I don’t want to get too conceptual in this article, but to mention RocketMQ’s distributed transaction implementation, I’ll mention the current centralized solution for distributed transactions:

  • Two-stage Submission (2PC)

    Two-phase Commit (2PC) is one of the implementation methods of XA distributed transaction protocol proposed by Oracle Tuxedo system. For details, see Two-Phase Commit of Distributed Transaction (2PC).

  • The Try – Confirm – Cancle (TCC)

    TCC implements distributed transactions based on try, confirm, cancel. For more information, see Compensation Transactions for Distributed Transactions (TCC).

  • Local message table

    The local message table solution was originally proposed by ebay. The core is to asynchronously execute tasks requiring distributed processing through message logging. Message logs can be stored in local text, databases, or message queues, and then automatically or manually initiated retries by business rules. Manual retry is more commonly used in payment scenarios to deal with post-hoc problems through reconciliation systems.

In addition to the above, there are some solutions like Ali SEATA, SAGA scheme and best effort notification… Those of you who are interested can find out for themselves, and of course there are MQ transactions that we will talk about in this article.

MQ transactions

RocketMQ is an open-source distributed messaging middleware with high performance and high throughput. It supports distributed transactions based on message asynchronism to achieve ultimate transaction consistency.
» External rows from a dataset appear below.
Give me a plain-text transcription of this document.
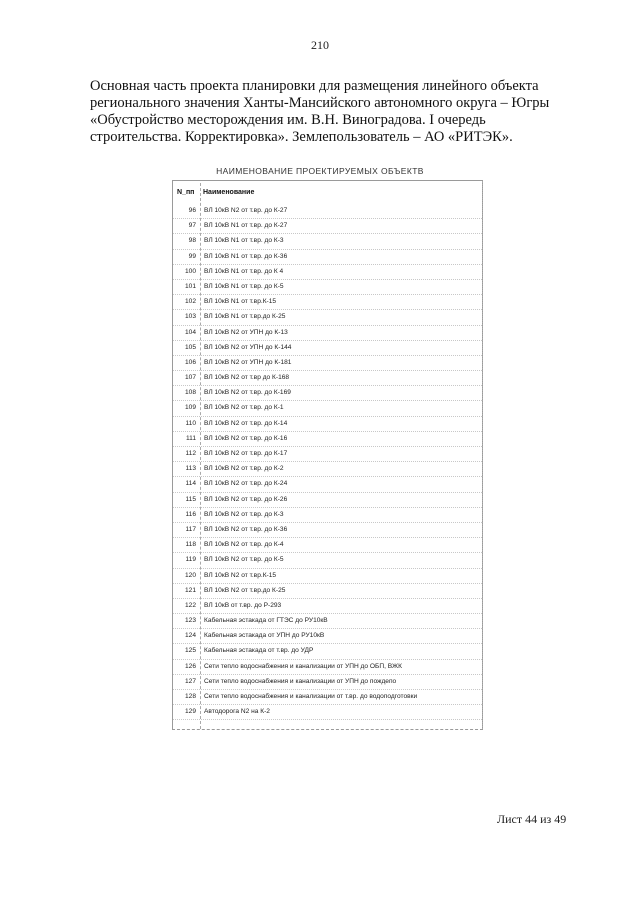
210
Основная часть проекта планировки для размещения линейного объекта регионального значения Ханты-Мансийского автономного округа – Югры «Обустройство месторождения им. В.Н. Виноградова. I очередь строительства. Корректировка». Землепользователь – АО «РИТЭК».
НАИМЕНОВАНИЕ ПРОЕКТИРУЕМЫХ ОБЪЕКТВ
N_пп Наименование
96 ВЛ 10кВ N2 от т.вр. до К-27
97 ВЛ 10кВ N1 от т.вр. до К-27
98 ВЛ 10кВ N1 от т.вр. до К-3
99 ВЛ 10кВ N1 от т.вр. до К-36
100 ВЛ 10кВ N1 от т.вр. до К 4
101 ВЛ 10кВ N1 от т.вр. до К-5
102 ВЛ 10кВ N1 от т.вр.К-15
103 ВЛ 10кВ N1 от т.вр.до К-25
104 ВЛ 10кВ N2 от УПН до К-13
105 ВЛ 10кВ N2 от УПН до К-144
106 ВЛ 10кВ N2 от УПН до К-181
107 ВЛ 10кВ N2 от т.вр до К-168
108 ВЛ 10кВ N2 от т.вр. до К-169
109 ВЛ 10кВ N2 от т.вр. до К-1
110 ВЛ 10кВ N2 от т.вр. до К-14
111 ВЛ 10кВ N2 от т.вр. до К-16
112 ВЛ 10кВ N2 от т.вр. до К-17
113 ВЛ 10кВ N2 от т.вр. до К-2
114 ВЛ 10кВ N2 от т.вр. до К-24
115 ВЛ 10кВ N2 от т.вр. до К-26
116 ВЛ 10кВ N2 от т.вр. до К-3
117 ВЛ 10кВ N2 от т.вр. до К-36
118 ВЛ 10кВ N2 от т.вр. до К-4
119 ВЛ 10кВ N2 от т.вр. до К-5
120 ВЛ 10кВ N2 от т.вр.К-15
121 ВЛ 10кВ N2 от т.вр.до К-25
122 ВЛ 10кВ от т.вр. до Р-293
123 Кабельная эстакада от ГТЭС до РУ10кВ
124 Кабельная эстакада от УПН до РУ10кВ
125 Кабельная эстакада от т.вр. до УДР
126 Сети тепло водоснабжения и канализации от УПН до ОБП, ВЖК
127 Сети тепло водоснабжения и канализации от УПН до пождепо
128 Сети тепло водоснабжения и канализации от т.вр. до водоподготовки
129 Автодорога N2 на К-2
Лист 44 из 49
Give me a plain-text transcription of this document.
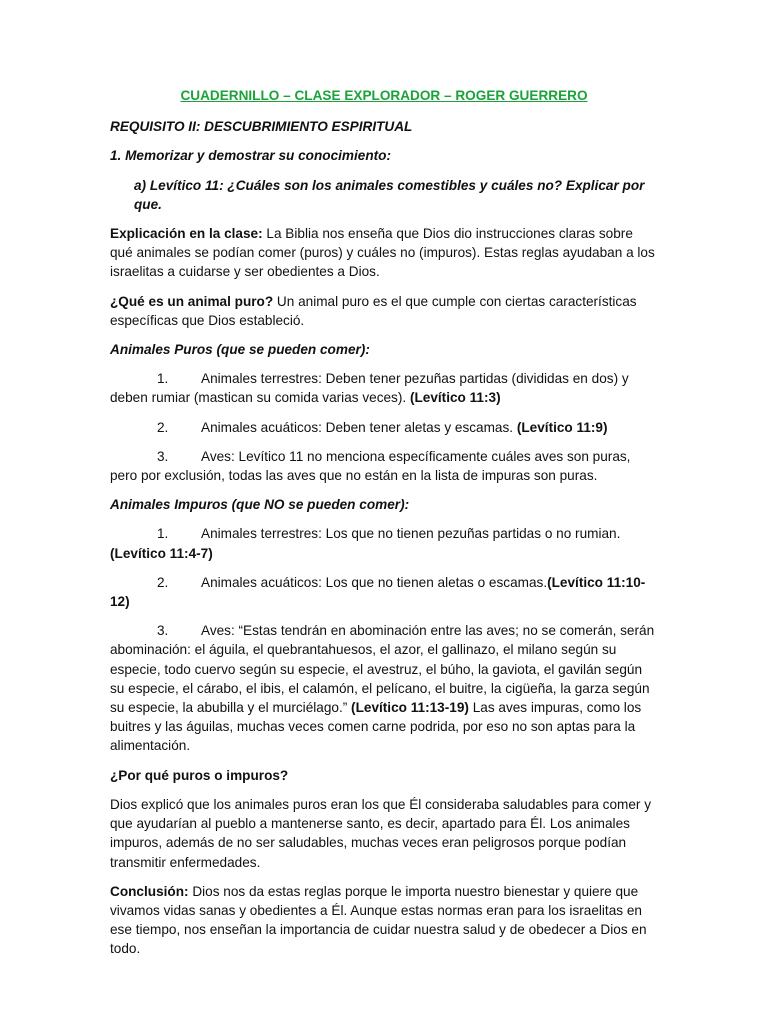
CUADERNILLO – CLASE EXPLORADOR – ROGER GUERRERO

REQUISITO II: DESCUBRIMIENTO ESPIRITUAL

1. Memorizar y demostrar su conocimiento:

a) Levítico 11: ¿Cuáles son los animales comestibles y cuáles no? Explicar por que.

Explicación en la clase: La Biblia nos enseña que Dios dio instrucciones claras sobre qué animales se podían comer (puros) y cuáles no (impuros). Estas reglas ayudaban a los israelitas a cuidarse y ser obedientes a Dios.

¿Qué es un animal puro? Un animal puro es el que cumple con ciertas características específicas que Dios estableció.

Animales Puros (que se pueden comer):

1. Animales terrestres: Deben tener pezuñas partidas (divididas en dos) y deben rumiar (mastican su comida varias veces). (Levítico 11:3)

2. Animales acuáticos: Deben tener aletas y escamas. (Levítico 11:9)

3. Aves: Levítico 11 no menciona específicamente cuáles aves son puras, pero por exclusión, todas las aves que no están en la lista de impuras son puras.

Animales Impuros (que NO se pueden comer):

1. Animales terrestres: Los que no tienen pezuñas partidas o no rumian. (Levítico 11:4-7)

2. Animales acuáticos: Los que no tienen aletas o escamas.(Levítico 11:10-12)

3. Aves: “Estas tendrán en abominación entre las aves; no se comerán, serán abominación: el águila, el quebrantahuesos, el azor, el gallinazo, el milano según su especie, todo cuervo según su especie, el avestruz, el búho, la gaviota, el gavilán según su especie, el cárabo, el ibis, el calamón, el pelícano, el buitre, la cigüeña, la garza según su especie, la abubilla y el murciélago.” (Levítico 11:13-19) Las aves impuras, como los buitres y las águilas, muchas veces comen carne podrida, por eso no son aptas para la alimentación.

¿Por qué puros o impuros?

Dios explicó que los animales puros eran los que Él consideraba saludables para comer y que ayudarían al pueblo a mantenerse santo, es decir, apartado para Él. Los animales impuros, además de no ser saludables, muchas veces eran peligrosos porque podían transmitir enfermedades.

Conclusión: Dios nos da estas reglas porque le importa nuestro bienestar y quiere que vivamos vidas sanas y obedientes a Él. Aunque estas normas eran para los israelitas en ese tiempo, nos enseñan la importancia de cuidar nuestra salud y de obedecer a Dios en todo.
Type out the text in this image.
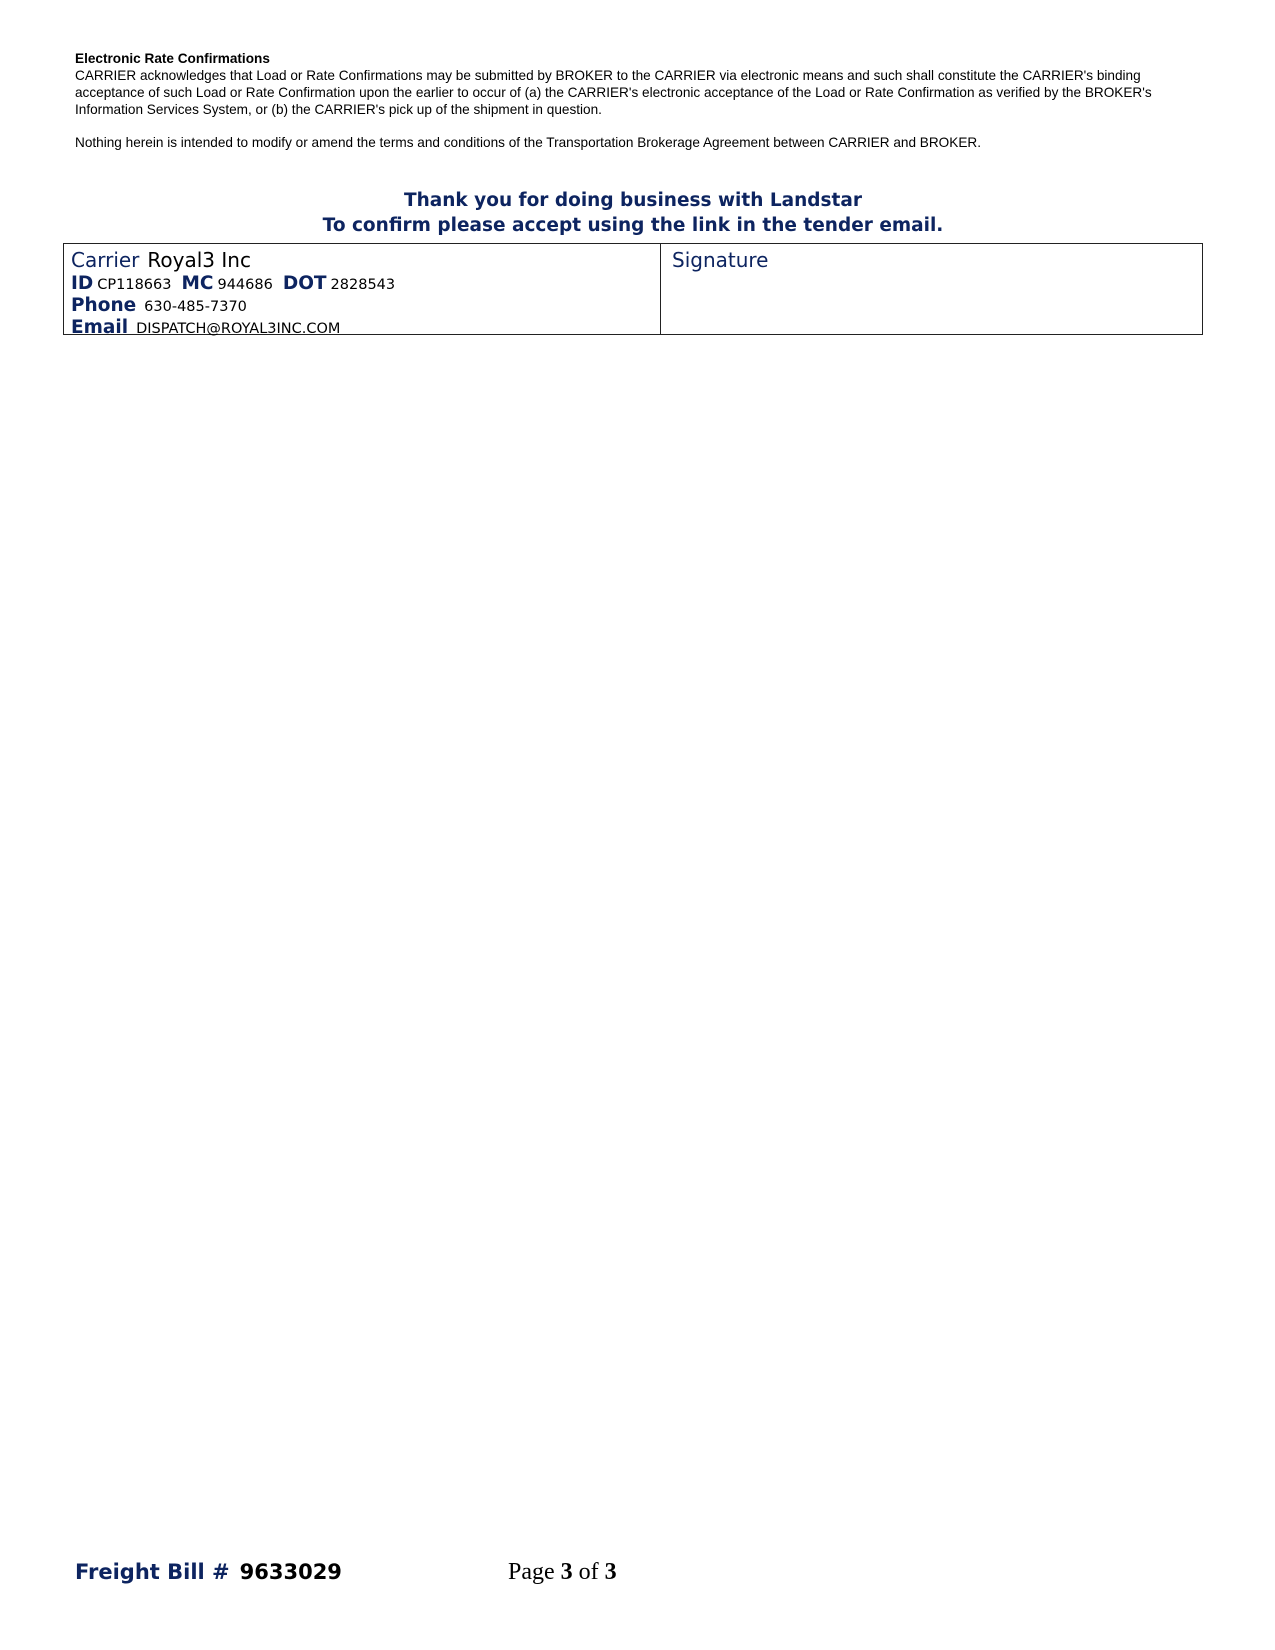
Electronic Rate Confirmations

CARRIER acknowledges that Load or Rate Confirmations may be submitted by BROKER to the CARRIER via electronic means and such shall constitute the CARRIER's binding acceptance of such Load or Rate Confirmation upon the earlier to occur of (a) the CARRIER's electronic acceptance of the Load or Rate Confirmation as verified by the BROKER's Information Services System, or (b) the CARRIER's pick up of the shipment in question.

Nothing herein is intended to modify or amend the terms and conditions of the Transportation Brokerage Agreement between CARRIER and BROKER.

Thank you for doing business with Landstar
To confirm please accept using the link in the tender email.
Carrier Royal3 Inc
ID CP118663 MC 944686 DOT 2828543
Phone 630-485-7370
Email DISPATCH@ROYAL3INC.COM
Signature
Freight Bill # 9633029	Page 3 of 3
Here is the basic flow interaction diagram for a RocketMQ transaction message:

The figure is divided into two processes: normal transaction message sending and submission, transaction message compensation process.

1. Transaction message sending and submission:

(1) Send the half message. (2) The server responds to the message writing result. (3) Execute a local transaction based on the sent result (if the write fails, the half message is not visible to the business and the local logic is not executed). (4) Perform Commit or Rollback according to the local transaction status (Commit generates the message index, and the message is visible to consumers)

The flow chart is as follows:

2. Compensation process:

(1) Initiate a “Rollback” from the server for the pending transaction messages that are not Commit/Rollback. (2) The Producer receives the Rollback message and checks the status of the local transaction corresponding to the Rollback message. (3) According to the status of the local transaction, Recommit or Rollback

In the compensation phase, the timer check mode is used to resolve the timeout or failure of the Commit or Rollback messages.

Use of RocektMQ transaction messages

As mentioned above, you should be familiar with RocketMQ transaction messages. Here’s how to use them in a development scenario.

The difference between sending a transaction message and a normal message is that you create a TransactionMQProducer and a corresponding TransactionListener implementation.

  • The specific configuration of TransactionMQProducer includes groups, nameServer addresses, thread pools to execute local transactions, and the implementation of transaction listeners.
this.producer = new TransactionMQProducer(config.getGroup());
    this.producer.setNamesrvAddr(config.getNameServer());
    this.producer.setExecutorService(config.getExecutorService());
    this.producer.setTransactionListener(config.getTransactionListener());
Copy the code
  • TransactionListener implementationTransactionListenerTwo methods of the interface:
    • executeLocalTransaction(Message message, Object o)Methods used to perform local transactions.
    • checkLocalTransaction(MessageExt messageExt)RocketMQ looks back to the method called by the local transaction state.

The code is 👀 : github.com/wangning101…

Welcome to visit personal blog for more knowledge sharing.